Alcohol has a depressive effect on the central nervous system, meaning that it slows it down. This causes impaired co-ordination, slurred speech and a staggering gait. In higher doses, it even causes coma and death (Saitz, 1998).
With long-term alcohol use, the body adjusts to the intake of alcohol and the same amount of alcohol no longer produces the desired effect. This is called tolerance. Thereafter, there is subsequent imbalance in brain chemistry, causing abnormal and excessive firing of neurons in the brain when alcohol is withheld (Saitz, 1998). This abnormal firing of neurons can cause severe aforementioned symptoms such as hallucinations or seizures. Without the depressive effects of alcohol, this “excited” state can be unbearable to withstand.
Signs and Symptoms
The symptoms of alcohol withdrawal can range from mild to severe, as we have mentioned previously.
Mild withdrawal symptoms, or a “hangover,” often include (Bayard, McIntyre, Hill and Woodside, 2004):
- Tremors or “the shakes”
With sustained/long-term alcohol use, withdrawal then includes:
- Tachycardia or palpitations
More severe withdrawal symptoms can be downright terrifying, and these include stages 2, 3 and 4; hallucinations, seizures and delirium tremens (or “DTs”) respectively.
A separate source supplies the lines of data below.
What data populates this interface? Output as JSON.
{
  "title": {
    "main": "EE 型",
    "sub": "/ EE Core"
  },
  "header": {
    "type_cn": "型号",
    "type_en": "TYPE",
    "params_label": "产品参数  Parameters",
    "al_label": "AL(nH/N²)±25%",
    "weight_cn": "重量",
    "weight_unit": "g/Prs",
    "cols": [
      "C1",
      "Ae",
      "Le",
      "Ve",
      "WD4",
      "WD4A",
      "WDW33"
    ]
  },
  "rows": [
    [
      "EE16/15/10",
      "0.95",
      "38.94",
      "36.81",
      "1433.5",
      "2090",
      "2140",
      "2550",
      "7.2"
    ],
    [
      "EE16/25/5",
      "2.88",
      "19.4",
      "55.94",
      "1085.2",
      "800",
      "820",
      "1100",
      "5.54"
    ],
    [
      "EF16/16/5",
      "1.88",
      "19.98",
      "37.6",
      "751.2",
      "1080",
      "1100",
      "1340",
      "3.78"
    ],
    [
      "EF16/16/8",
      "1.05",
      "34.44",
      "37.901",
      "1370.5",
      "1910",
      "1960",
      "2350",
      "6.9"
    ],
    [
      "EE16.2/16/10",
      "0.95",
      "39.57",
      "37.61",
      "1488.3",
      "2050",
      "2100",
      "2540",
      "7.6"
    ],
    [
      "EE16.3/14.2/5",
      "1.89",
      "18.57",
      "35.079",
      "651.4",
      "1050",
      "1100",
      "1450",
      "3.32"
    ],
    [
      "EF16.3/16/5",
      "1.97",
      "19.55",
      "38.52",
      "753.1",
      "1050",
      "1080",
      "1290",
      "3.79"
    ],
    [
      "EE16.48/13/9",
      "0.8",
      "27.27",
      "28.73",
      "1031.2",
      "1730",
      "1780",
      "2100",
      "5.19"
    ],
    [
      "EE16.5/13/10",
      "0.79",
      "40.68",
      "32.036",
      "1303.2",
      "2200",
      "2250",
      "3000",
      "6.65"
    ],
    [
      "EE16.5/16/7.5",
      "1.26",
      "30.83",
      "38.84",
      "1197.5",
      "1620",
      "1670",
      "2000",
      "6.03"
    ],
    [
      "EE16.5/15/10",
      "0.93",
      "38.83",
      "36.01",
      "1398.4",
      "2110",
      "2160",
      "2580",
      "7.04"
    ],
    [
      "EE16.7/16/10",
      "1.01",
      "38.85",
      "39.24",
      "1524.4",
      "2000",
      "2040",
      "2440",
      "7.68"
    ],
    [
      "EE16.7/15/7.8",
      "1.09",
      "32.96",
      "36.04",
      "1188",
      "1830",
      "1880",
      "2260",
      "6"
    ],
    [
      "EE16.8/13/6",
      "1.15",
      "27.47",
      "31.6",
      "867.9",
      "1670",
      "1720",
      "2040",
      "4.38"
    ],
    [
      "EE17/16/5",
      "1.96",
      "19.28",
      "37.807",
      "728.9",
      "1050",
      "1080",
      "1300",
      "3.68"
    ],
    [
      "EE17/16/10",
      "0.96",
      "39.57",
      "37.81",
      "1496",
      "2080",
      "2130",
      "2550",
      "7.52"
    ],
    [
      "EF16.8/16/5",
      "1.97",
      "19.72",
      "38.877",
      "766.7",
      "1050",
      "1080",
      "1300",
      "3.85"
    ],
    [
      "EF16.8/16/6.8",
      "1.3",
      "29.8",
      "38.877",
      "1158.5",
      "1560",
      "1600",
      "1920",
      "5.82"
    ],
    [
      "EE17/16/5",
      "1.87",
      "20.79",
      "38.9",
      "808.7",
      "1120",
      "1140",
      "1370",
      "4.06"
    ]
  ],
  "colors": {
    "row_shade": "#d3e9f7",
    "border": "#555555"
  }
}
Delirium tremens is a potentially fatal complication of alcohol withdrawal. It occurs within 48 to 72 hours after the last drink. It is a rapid onset of confusion, altered consciousness, vivid hallucinations and possibly withdrawal seizures. DTs can occur in up to 10% of alcoholics that go through the withdrawal process. Delirium tremens has a mortality rate of nearly 35% when not treated, making alcohol one of the most dangerous substances to detoxify from. It is absolutely essential that delirium tremens is managed in an inpatient, hospital setting (Trevisan, Boutros, Petrakis & Krystal, 1998).